Performances des réseaux d’eau potable : un premier état des lieux pour le bassin Rhin-Meuse

Ces informations sont utiles pour une bonne connaissance du patrimoine et pour élaborer des stratégies (lutte contre les fuites) en particulier dans le cadre du prochain programme d’intervention de l’agence de l’eau (2019-2024).

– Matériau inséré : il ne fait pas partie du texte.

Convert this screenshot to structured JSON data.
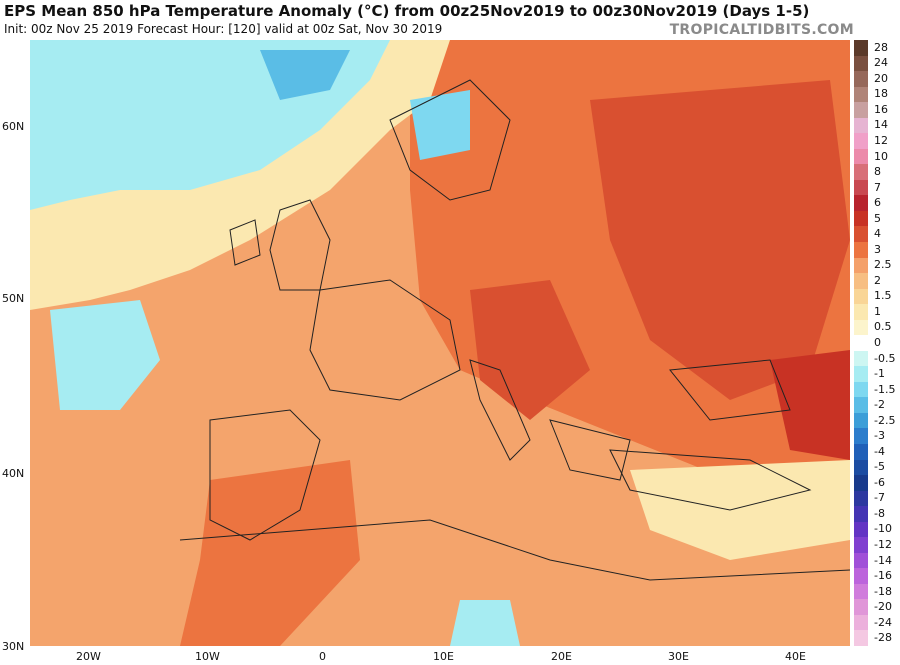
{
  "header": {
    "title": "EPS Mean 850 hPa Temperature Anomaly (°C) from 00z25Nov2019 to 00z30Nov2019 (Days 1-5)",
    "subtitle": "Init: 00z Nov 25 2019   Forecast Hour: [120]   valid at 00z Sat, Nov 30 2019",
    "credit": "TROPICALTIDBITS.COM"
  },
  "map": {
    "lat_labels": [
      "60N",
      "50N",
      "40N",
      "30N"
    ],
    "lon_labels": [
      "20W",
      "10W",
      "0",
      "10E",
      "20E",
      "30E",
      "40E"
    ]
  },
  "legend": {
    "levels": [
      "28",
      "24",
      "20",
      "18",
      "16",
      "14",
      "12",
      "10",
      "8",
      "7",
      "6",
      "5",
      "4",
      "3",
      "2.5",
      "2",
      "1.5",
      "1",
      "0.5",
      "0",
      "-0.5",
      "-1",
      "-1.5",
      "-2",
      "-2.5",
      "-3",
      "-4",
      "-5",
      "-6",
      "-7",
      "-8",
      "-10",
      "-12",
      "-14",
      "-16",
      "-18",
      "-20",
      "-24",
      "-28"
    ],
    "colors": [
      "#5b3a2a",
      "#7a5040",
      "#96685a",
      "#b08478",
      "#c8a0a0",
      "#e6b4d2",
      "#f0a0c8",
      "#ec8aaa",
      "#d86f78",
      "#c94850",
      "#b8232d",
      "#c83224",
      "#d95030",
      "#ec7440",
      "#f4a06a",
      "#f7be82",
      "#f9d596",
      "#fbe8b0",
      "#fcf4cc",
      "#ffffff",
      "#cdf6f2",
      "#a6ecf2",
      "#7ed8f0",
      "#5abde6",
      "#3c9ed8",
      "#2c7dcc",
      "#2060b8",
      "#1c4ca2",
      "#183a8c",
      "#2c38a0",
      "#4434b4",
      "#6234c4",
      "#8040d0",
      "#a050d8",
      "#bc64dc",
      "#d07cdc",
      "#e096d8",
      "#ecb0dc",
      "#f4c8e2"
    ]
  }
}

Enjeu  de politique nationale et priorité du programme d’intervention actuel de l’agence de l’eau Rhin-Meuse, la lutte contre les fuites sur les réseaux d’eau potable requiert d’identifier les collectivités et les services les plus en difficultés afin de leur apporter l’aide, les conseils et l’accompagnement nécessaires pour favoriser la mise en place d’actions concrètes pour améliorer le rendement de leur réseau. C’est dans ce contexte que l’agence de l’eau Rhin-Meuse, les canalisateurs Grand Est et la cellule économique régionale de la construction Grand Est (CERC) ont réalisé un état des lieux des réseaux d’eau potable en collaboration avec les services de l’agence française pour la biodiversité et les directions départementales des territoires.


Un rendement moyen légèrement supérieur à la moyenne nationale

Le rendement des réseaux d’eau potable estimé sur le bassin Rhin-Meuse est de 81% contre 79,1% au niveau français. Les fuites d’eau sont estimées à 90 millions de m3 soit
la consommation de 562 000 foyers. Les performances varient selon le critère d’urbanisation. Les collectivités urbaines et intermédiaires ont un meilleur rendement que les rurales (73,4 % en milieu rural et 86 % en milieu urbain).

On constate des pertes linéaires beaucoup plus élevées dans les services « urbains » que dans les services « ruraux », étant donné la forte densité des branchements en milieu urbain.  L’étude met en évidence  également des disparités territoriales.

266 millions d’euros de travaux

Les auteurs de l’étude estiment que sur les 3 prochaines années les travaux de renouvellement sur le bassin Rhin-Meuse se traduisent par 1 669 kilomètres de linéaire de réseaux, 266 millions d’euros pour les travaux de remplacement des conduites et un taux de renouvellement estimé à 1,1 % en moyenne par an.

L’étude montre que les collectivités prennent conscience de la nécessité d’une bonne gestion patrimoniale pour pallier aux fuites. Dans les années à venir, les investissements et l’implication des services d’eau devraient s’accroître. Néanmoins les attentes en termes d’accompagnement et de financement, notamment par l’agence de l’eau sont grandes et les besoins sont différents en fonction des territoires mais aussi des services.

Il semble nécessaire, pour les acteurs de l’eau, de prioriser leurs actions d’aides et de communication (information, sensibilisation, formation et animation) sur les opérations de sécurisation de l’approvisionnement en eau potable et de lutte contre les fuites dans les réseaux afin de protéger durablement cette ressource essentielle.

Ces sujets sont d’ores et déjà au cœur des discussions des réunions de préparation des Assises nationales de l’eau qui se dérouleront à la mi-juillet.

Un recueil des données par deux procédés

L’année de référence choisie a été l’exercice 2015 et la méthodologie choisie pour la réalisation de cette étude statistique a reposé sur :

- l’exploitation de la base de données SISPEA (système d’information sur les services publics de l’eau et de l’assainissement) gérée par l’agence française pour  la biodiversité et par les directions départementales des territoires. Depuis 2009, tout  service ayant la compétence eau potable et/ou l’assainissement est dans l’obligation de renseigner cette base de données,

- la réalisation d’une enquête  de décembre 2016 à avril 2017 auprès des services d’eau connus à cette date sur le bassin Rhin-Meuse, soit 1 293.
668 réponses ont été reçues, couvrant ainsi 53% du nombre total de services d’eau et 62% de la population desservie.